そう、気が付いてはいたの。彼の心はもう“大佐”のものであると。
どんなに暇そうにデートをしていても、彼が“大佐”の話をする時だけは生き生きとしている事に、きっと彼自身は気付いていない。
もう、泣きたいわ。
だってその“大佐”は、聞けば完璧な女性で、意志も強くて、自律だってしている。何より大佐という階級に就いてる程ですもの。一般市民の私なんかより断然向こうの方が魅力的で素敵。会った事は無いけれど、彼の熱狂ぶりからしてお顔も相当の美人だろうと思われる。そう考えると、仕事も性格も顔も並レベルの私が、彼と付き合っていられたのが奇跡のようにも思えるの。

「パトリック…」

その大好きな人の名前を呼ぶ。
貴方の居ない夜を何度越えてきたか。貴方の居ない夜が何れ程つらいか。きっと一生分からないわ。
涙がポロポロと溢れて零れる。
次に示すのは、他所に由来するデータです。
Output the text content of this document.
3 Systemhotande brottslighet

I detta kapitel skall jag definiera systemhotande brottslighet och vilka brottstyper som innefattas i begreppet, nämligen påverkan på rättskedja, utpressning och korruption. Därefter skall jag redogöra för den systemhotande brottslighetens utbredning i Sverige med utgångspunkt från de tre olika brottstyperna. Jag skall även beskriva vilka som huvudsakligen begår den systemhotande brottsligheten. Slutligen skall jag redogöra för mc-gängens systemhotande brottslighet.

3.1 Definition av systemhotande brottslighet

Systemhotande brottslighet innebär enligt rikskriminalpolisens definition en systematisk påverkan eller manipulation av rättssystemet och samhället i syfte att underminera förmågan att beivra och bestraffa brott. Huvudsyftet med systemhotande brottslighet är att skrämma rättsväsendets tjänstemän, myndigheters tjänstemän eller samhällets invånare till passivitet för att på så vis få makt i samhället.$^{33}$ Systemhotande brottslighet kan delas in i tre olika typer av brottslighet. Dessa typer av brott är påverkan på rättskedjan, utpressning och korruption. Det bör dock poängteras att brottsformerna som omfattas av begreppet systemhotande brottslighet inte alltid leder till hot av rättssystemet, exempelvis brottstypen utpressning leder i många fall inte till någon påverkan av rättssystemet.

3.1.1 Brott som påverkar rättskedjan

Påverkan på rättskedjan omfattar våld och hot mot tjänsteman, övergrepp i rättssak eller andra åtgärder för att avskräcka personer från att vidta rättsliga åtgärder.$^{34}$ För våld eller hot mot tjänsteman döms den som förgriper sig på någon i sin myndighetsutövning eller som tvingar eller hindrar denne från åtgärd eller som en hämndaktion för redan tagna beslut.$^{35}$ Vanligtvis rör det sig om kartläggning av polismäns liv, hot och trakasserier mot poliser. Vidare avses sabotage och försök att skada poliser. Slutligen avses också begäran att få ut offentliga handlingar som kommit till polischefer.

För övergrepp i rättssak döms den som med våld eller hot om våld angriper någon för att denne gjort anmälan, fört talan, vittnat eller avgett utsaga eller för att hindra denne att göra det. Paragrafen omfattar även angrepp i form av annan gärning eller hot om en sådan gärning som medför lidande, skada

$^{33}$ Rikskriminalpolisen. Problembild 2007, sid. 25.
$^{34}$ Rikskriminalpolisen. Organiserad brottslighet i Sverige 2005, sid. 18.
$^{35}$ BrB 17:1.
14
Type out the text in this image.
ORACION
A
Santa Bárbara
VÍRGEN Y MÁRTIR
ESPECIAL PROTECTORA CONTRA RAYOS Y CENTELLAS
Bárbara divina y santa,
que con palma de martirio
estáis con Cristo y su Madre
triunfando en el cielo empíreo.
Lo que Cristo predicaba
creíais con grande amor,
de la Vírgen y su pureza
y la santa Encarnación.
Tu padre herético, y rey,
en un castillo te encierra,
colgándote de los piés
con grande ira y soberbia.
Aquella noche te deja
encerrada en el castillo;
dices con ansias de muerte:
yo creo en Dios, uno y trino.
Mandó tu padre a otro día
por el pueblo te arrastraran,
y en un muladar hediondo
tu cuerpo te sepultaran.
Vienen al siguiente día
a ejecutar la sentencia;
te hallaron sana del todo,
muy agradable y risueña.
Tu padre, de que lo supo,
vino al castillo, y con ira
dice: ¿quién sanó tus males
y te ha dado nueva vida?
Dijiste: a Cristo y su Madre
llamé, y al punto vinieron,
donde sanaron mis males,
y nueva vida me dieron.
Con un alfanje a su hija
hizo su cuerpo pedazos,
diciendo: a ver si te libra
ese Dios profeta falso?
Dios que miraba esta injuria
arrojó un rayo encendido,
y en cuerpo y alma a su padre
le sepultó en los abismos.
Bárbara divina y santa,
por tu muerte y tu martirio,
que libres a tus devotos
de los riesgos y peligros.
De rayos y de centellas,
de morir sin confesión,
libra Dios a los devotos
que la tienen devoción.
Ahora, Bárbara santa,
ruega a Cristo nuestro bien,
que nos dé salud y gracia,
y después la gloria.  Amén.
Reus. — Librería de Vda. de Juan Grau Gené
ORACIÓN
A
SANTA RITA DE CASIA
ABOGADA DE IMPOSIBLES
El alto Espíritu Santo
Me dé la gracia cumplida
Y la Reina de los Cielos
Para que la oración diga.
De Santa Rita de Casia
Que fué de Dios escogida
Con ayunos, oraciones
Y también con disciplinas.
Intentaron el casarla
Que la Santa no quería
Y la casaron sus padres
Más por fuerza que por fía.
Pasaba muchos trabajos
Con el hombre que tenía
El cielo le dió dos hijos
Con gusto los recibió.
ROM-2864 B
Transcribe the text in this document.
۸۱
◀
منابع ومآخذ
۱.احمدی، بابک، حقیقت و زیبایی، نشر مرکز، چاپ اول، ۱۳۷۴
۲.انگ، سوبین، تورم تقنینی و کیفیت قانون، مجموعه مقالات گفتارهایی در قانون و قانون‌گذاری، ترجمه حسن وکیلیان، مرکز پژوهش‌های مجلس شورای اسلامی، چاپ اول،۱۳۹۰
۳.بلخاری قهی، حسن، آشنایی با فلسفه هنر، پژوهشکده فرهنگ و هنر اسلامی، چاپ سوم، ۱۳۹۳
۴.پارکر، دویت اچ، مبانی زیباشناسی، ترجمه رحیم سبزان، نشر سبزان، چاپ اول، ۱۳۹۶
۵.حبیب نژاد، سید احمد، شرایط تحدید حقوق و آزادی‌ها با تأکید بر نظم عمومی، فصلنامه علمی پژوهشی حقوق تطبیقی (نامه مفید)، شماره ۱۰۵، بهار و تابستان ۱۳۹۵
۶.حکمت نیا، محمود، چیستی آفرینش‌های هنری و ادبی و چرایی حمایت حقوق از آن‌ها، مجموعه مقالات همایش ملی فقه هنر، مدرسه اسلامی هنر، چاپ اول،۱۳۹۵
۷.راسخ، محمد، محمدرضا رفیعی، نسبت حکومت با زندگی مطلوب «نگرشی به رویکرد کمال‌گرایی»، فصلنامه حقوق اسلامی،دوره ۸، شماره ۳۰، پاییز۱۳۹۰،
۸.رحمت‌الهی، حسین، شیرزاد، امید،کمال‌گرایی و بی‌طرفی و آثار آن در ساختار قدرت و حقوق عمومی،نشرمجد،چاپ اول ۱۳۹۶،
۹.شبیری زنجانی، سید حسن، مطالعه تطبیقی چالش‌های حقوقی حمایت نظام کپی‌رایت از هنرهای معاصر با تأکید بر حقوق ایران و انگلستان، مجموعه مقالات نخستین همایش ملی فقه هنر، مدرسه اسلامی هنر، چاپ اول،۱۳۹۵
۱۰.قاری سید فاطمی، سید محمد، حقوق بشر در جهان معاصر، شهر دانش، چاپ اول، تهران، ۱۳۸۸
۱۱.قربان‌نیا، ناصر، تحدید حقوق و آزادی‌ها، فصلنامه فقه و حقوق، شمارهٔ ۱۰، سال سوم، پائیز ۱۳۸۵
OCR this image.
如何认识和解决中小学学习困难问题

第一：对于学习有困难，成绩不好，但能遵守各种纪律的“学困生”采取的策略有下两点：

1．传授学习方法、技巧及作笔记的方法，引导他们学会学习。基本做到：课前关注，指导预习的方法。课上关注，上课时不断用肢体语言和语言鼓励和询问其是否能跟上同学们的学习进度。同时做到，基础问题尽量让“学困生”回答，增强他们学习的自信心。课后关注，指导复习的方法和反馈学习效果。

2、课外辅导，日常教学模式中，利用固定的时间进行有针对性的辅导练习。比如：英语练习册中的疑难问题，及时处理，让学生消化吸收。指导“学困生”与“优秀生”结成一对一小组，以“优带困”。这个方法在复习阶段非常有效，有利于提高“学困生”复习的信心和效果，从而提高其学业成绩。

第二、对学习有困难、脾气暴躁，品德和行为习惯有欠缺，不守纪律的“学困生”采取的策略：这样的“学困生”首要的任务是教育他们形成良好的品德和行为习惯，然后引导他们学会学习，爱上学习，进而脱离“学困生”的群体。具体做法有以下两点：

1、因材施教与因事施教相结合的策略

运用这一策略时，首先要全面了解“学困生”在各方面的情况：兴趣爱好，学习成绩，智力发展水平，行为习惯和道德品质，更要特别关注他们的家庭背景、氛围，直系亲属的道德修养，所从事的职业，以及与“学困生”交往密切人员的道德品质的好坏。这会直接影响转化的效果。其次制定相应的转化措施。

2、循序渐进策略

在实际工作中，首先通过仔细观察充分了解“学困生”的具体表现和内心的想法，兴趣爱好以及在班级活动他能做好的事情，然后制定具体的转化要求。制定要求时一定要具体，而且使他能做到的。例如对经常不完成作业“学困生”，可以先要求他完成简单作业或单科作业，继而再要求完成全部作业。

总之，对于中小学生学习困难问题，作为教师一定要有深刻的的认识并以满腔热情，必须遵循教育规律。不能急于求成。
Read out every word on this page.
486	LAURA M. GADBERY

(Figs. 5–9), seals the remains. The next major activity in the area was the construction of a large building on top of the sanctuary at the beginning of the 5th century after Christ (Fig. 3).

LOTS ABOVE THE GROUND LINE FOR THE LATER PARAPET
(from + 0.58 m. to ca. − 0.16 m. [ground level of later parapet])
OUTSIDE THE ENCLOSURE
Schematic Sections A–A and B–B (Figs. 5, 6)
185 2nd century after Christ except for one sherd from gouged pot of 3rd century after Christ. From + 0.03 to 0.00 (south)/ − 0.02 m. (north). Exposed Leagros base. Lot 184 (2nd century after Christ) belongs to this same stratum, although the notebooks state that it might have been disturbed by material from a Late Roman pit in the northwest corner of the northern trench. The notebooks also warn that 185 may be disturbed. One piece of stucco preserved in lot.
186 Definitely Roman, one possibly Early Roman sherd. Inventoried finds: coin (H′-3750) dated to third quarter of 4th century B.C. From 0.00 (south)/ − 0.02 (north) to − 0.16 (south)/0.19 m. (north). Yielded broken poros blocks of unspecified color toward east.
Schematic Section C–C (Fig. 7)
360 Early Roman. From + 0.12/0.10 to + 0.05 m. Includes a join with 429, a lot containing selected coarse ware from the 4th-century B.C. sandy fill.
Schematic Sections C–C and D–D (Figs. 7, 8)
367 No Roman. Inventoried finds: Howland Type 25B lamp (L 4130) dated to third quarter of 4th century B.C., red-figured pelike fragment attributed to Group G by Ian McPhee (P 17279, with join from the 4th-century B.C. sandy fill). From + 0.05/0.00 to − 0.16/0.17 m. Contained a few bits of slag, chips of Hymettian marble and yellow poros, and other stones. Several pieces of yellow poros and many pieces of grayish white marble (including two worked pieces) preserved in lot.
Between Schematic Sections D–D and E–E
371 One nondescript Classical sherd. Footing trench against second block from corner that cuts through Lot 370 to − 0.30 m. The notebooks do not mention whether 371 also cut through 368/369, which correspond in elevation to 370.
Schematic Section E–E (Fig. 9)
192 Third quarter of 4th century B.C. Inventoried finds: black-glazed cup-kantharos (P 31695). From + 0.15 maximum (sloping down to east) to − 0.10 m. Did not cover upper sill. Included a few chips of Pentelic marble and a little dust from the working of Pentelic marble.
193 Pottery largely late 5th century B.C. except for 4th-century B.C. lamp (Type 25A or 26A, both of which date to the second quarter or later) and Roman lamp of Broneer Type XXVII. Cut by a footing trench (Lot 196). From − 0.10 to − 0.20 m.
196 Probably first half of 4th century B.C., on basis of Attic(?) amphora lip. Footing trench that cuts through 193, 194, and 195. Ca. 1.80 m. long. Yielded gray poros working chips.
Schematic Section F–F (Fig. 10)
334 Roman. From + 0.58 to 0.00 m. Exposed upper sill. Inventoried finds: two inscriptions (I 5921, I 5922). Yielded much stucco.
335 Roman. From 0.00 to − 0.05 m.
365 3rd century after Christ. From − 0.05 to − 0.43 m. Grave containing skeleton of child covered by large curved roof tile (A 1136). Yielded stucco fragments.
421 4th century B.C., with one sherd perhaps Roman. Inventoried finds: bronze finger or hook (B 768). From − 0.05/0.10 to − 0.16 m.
枯れ果てるまで泣いたはずなのに、まだ出てくるのね。まだこんなに涙が出るのならば、もう少しこの苦しみも我慢出来るのわね、と不謹慎にも笑みが浮かんだ。
ねぇ、パトリック、今夜は何処に居るのかしら。
まさか、“大佐”のところなんか行ってないわよね。
最近は全然会ってないけれど、私達“まだ”恋人同士よ。

お願い、パトリック。
早く、私のところに、帰って来て。